Castner pointed out that “Paramount is active
in Mozambique, providing armoured vehicles and helicopters to the army. There
may be others, but this was not an object of our research.” He added that
Amnesty doesn’t have specific evidence of specific South African weapons
systems provided to the Mozambique government.
According to Dewa Mavhinga, Southern Africa
Director at Human Rights Watch, his organization “is aware that officially,
South African authorities announced last year that they are providing weaponry
to Mozambique to help end the insurgency in Cabo Delgado province.
However, they did not provide further details.
Having documented allegations of serious human rights abuses in Cabo Delgado by
both the insurgents and Mozambique security forces, including killings,
kidnappings, ill treatment of detainees and arbitrary detentions which are
happening with impunity, we urge the SA authorities to ensure that their
support will not result in further abuses.”
Mavhinga said that SA should “seriously
consider” coordinating within the Southern African Development Community (SADC)
to help ensure technical, training, and capacity support to Mozambican security
forces to ensure they respect the rights of civilians and prohibit summary,
extrajudicial, or arbitrary executions, and torture and other ill-treatment of
people in Cabo Delgado. According to Mavhinga, support to Mozambique “should
consider the need to protect civilians and prevent abuses and barbaric criminal
acts.”
The South African National Defence Force does
not appear to be involved in the conflict as Mozambique appears reluctant to
call in international assistance, although this month the United States began a
two-month training course for Mozambican forces, and Portugal has announced it
will send 60 soldiers to Mozambique. Portugal has in the past provided security
assistance (including equipment such as FTB-337 aircraft) to Mozambique.

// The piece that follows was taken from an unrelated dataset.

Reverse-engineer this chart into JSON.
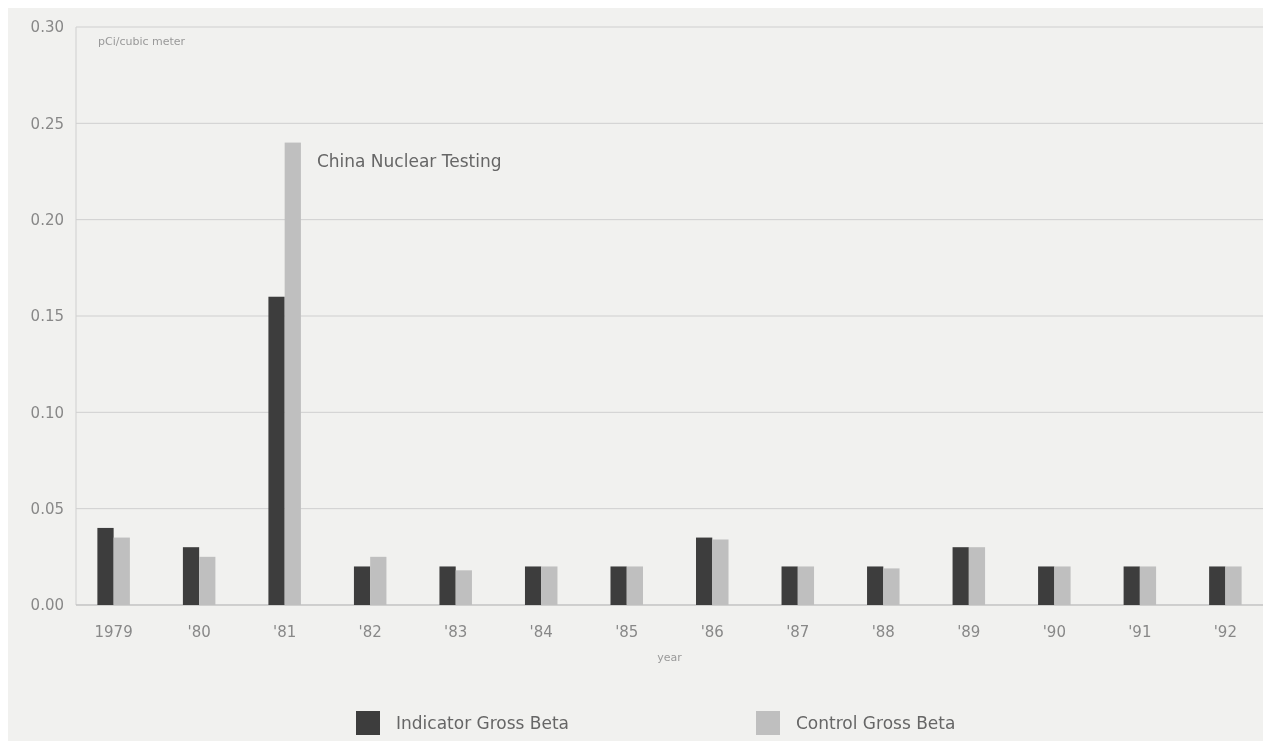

The South African Air Force did send a C-130
Hercules transport to Mozambique this week, but that was to repatriate South
African citizens. The SANDF’s Operation Copper anti-piracy deployment remains
restricted to warship patrols in the Mozambique Channel.
Last month International Relations and
Cooperation Minister Naledi Pandor said South Africa had offered to assist
Mozambique fight the insurgency but the Mozambicans have not been very
forthcoming. “And we said, we are ready to [assist], but we must know, [play] a
key role in what?” she said, repeating an earlier complaint that the Mozambican
government had not yet indicated concretely what it needed.
“What do they need? You know, do they need
helicopters? Do they need, you know, vessels on the sea? Do they need training?
It’s a puzzle for us. Why they don’t actually tell us what it is they need,”
she said in mid-February.
A weekend Department of International Relations
and Cooperation statement had it that the South African mission in Maputo was
going to be “reinforced with additional staff to handle the work of locating,
identifying and responding to the respective needs of the affected”.
Darren Olivier, African Defence Review (ADR)
director, notes the SANDF is capable of intervention, as was shown in its surge
after the Battle of Bangui, but lacks sufficient budget to sustain one without
additional funding from national budgets.
Meanwhile, fighting continues in Cabo Delgado,
with the UN Office for the Co-ordination of Humanitarian Affairs (OCHA) on 30
March saying dozens of people were killed by insurgents in Palma at the
weekend.
“The violence has not stopped. What happened in
Palma is an absolute horror inflicted on civilians by a non-State armed group,”
the OCHA’s Jens Laerke said.
“They have done horrific things, they are still
doing so, we reported continued sporadic clashes and are talking about
expectations of thousands moving from the Palma district to other areas of the
country and toward the Tanzanian border.”